At once a sensual and irresistible mystery and a haunting work of psychological insight and emotional depth, The Whole World marks the beginning of a brilliant literary career for Emily Winslow, a superb, limitlessly gifted author. Set in the richly evoked pathways and environs of Cambridge, England, The Whole World unearths the desperate secrets kept by its many complex characters—students, professors, detectives, husbands, mothers—secrets that lead to explosive consequences.This isn't a bad book, nor a notably good one. The Delacorte Press publicist who wrote the glowing synopsis, however, does deserve some sort of award for hyperbole. Maybe the Goebbels Prize?

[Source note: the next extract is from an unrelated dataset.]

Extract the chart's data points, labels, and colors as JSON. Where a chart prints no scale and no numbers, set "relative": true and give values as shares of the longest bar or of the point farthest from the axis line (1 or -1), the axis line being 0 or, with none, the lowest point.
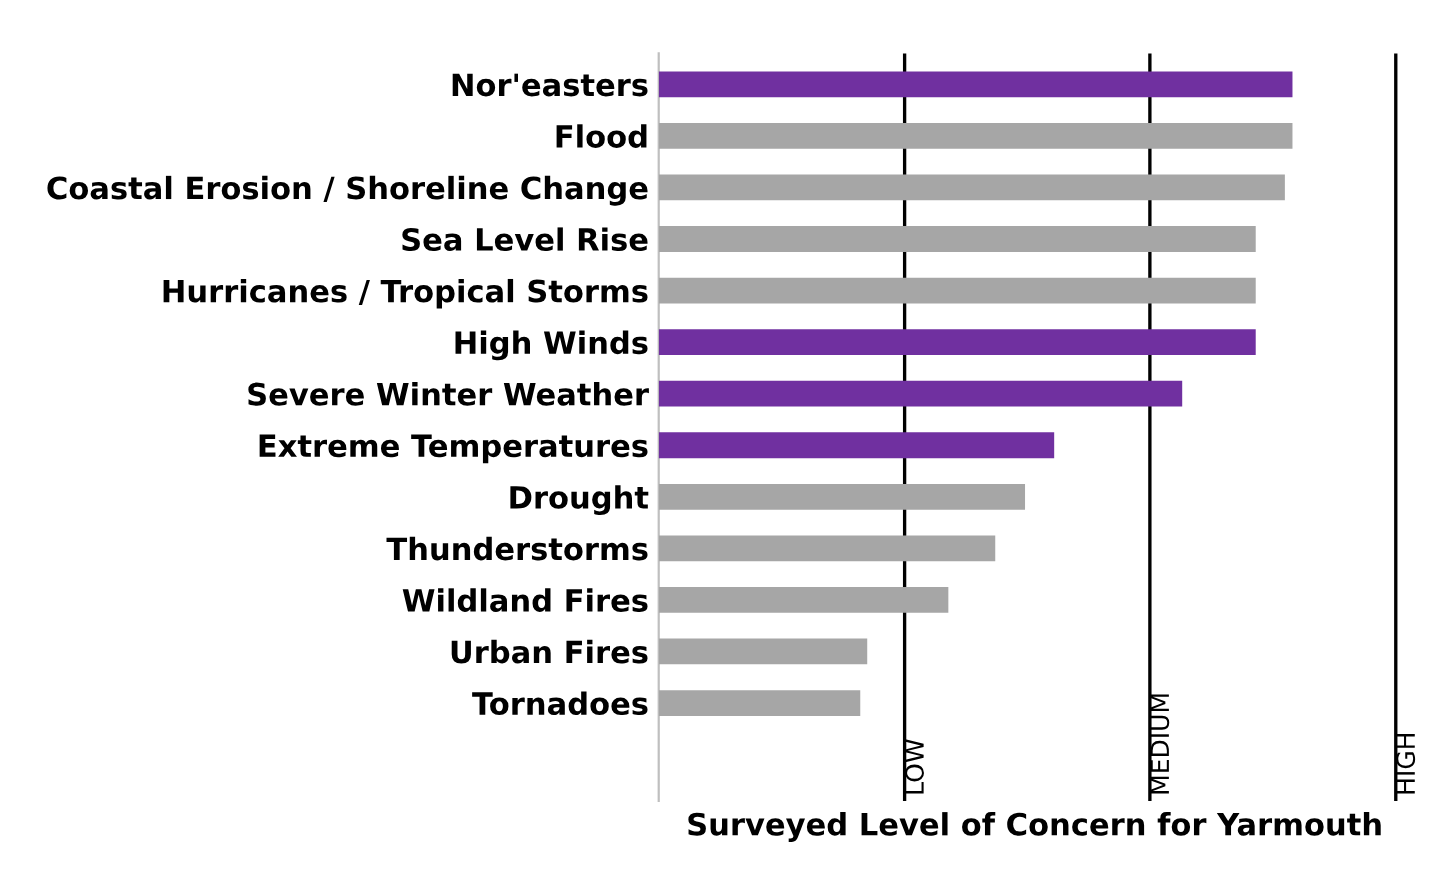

I'm afraid I will not be haunted by the novel's "psychological insight and emotional depth". I found it lacking in both. It's a pastiche of a story, cobbled together from a half dozen narrators, and each narrative shift left me frustrated. Yes, it moved the story along briskly but in a vessel with a shallow draft, not unlike a punt on the Cam.
The "richly evoked pathways and environs of Cambridge" of the synopsis had also appealed to me, and there too I came away hungry. A postcard is as evocative.
I read this book to find out what happens at the end. I didn't find myself especially jolted by the "explosive consequences", but I did keep turning the pages until I reached them. If I felt compelled to examine the novel in detail, I expect I'd find dozens of flaws -- places where facts don't line up, where timelines clash, and so on. Ms. Winslow, I think, spent too much energy on constructing an elaborate plot when she might have sat back, reflected, and given fewer characters much more depth.